2 S.Ct. Preemption Decisions

The Solicitor General’s view prevailed in both of the preemption decisions issued last week by the Supreme Court.  In both cases, preemption was utilized as a defense against state law claims, and the Court reached the merits without any consideration of a cause of action.  Neither majority decision even mentioned the presumption against preemption, though Sotomayor referred to it in a footnote of her dissent in one of the cases, raising the question of whether the presumption will continue to be viable after the retirement of its champion, Justice Stevens.

In a case involving the National Childhood Vaccine Act, the decision was the men against the women (though Kagan was recused), with Scalia writing the opinion holding that state law claims were preempted by the text and structure of the statute.  Scalia stated that as a result, “even those of us who believe legislative history is a legitimate tool of statutory interpretation have no need to resort to it.”  He then criticized the dissent’s recitation of legislative history.  Breyer concurred to emphasize his deference to the federal government and his willingness to consider legislative history and statutory purpose.  Sotomayor and Ginsburg dissented, reading the text and legislative history to compel a contrary result. Brueswitz v.

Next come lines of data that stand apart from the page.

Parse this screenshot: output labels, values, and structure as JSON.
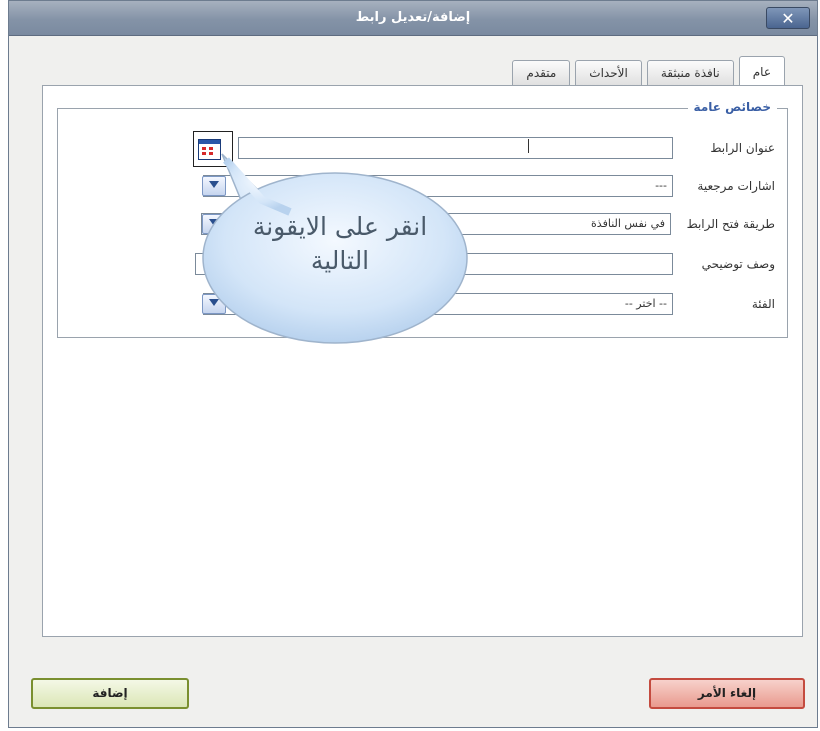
{
  "window": {
    "title": "إضافة/تعديل رابط",
    "close_label": "✕"
  },
  "tabs": [
    {
      "label": "عام",
      "active": true
    },
    {
      "label": "نافذة منبثقة",
      "active": false
    },
    {
      "label": "الأحداث",
      "active": false
    },
    {
      "label": "متقدم",
      "active": false
    }
  ],
  "fieldset": {
    "legend": "خصائص عامة",
    "fields": [
      {
        "label": "عنوان الرابط",
        "value": ""
      },
      {
        "label": "اشارات مرجعية",
        "value": "---"
      },
      {
        "label": "طريقة فتح الرابط",
        "value": "في نفس النافذة"
      },
      {
        "label": "وصف توضيحي",
        "value": ""
      },
      {
        "label": "الفئة",
        "value": "-- اختر --"
      }
    ]
  },
  "callout": {
    "line1": "انقر على الايقونة",
    "line2": "التالية"
  },
  "buttons": {
    "add_label": "إضافة",
    "cancel_label": "إلغاء الأمر"
  },
  "colors": {
    "titlebar": "#8493a7",
    "legend": "#3a5fa5",
    "add_border": "#7a8f2f",
    "cancel_border": "#c44b3f"
  }
}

Wyeth, 2011 WL 588789 (Feb. 22, 2011).

The case issued the next day involved the preemptive effect of a federal regulation: the Federal Motor Vehicle Standard Safety.  Breyer wrote the Court’s opinion holding that preemption was “not a significant objective of the federal regulation.”  He again emphasized the importance of the views of the federal government.  Kagan was recused.  Sotomayor joined the opinion but also concurred, highlighting that “the mere fact that an agency regulation allows manufacturers a choice between options is insufficient to justify implied pre-emption.”  Thomas concurred in the judgment, explaining that he rejects “purposes and objectives preemption as inconsistent with the Constitution.” Williamson v. Mazda Motor of America, Inc., 2011 WL 611628 (Feb. 23, 2011).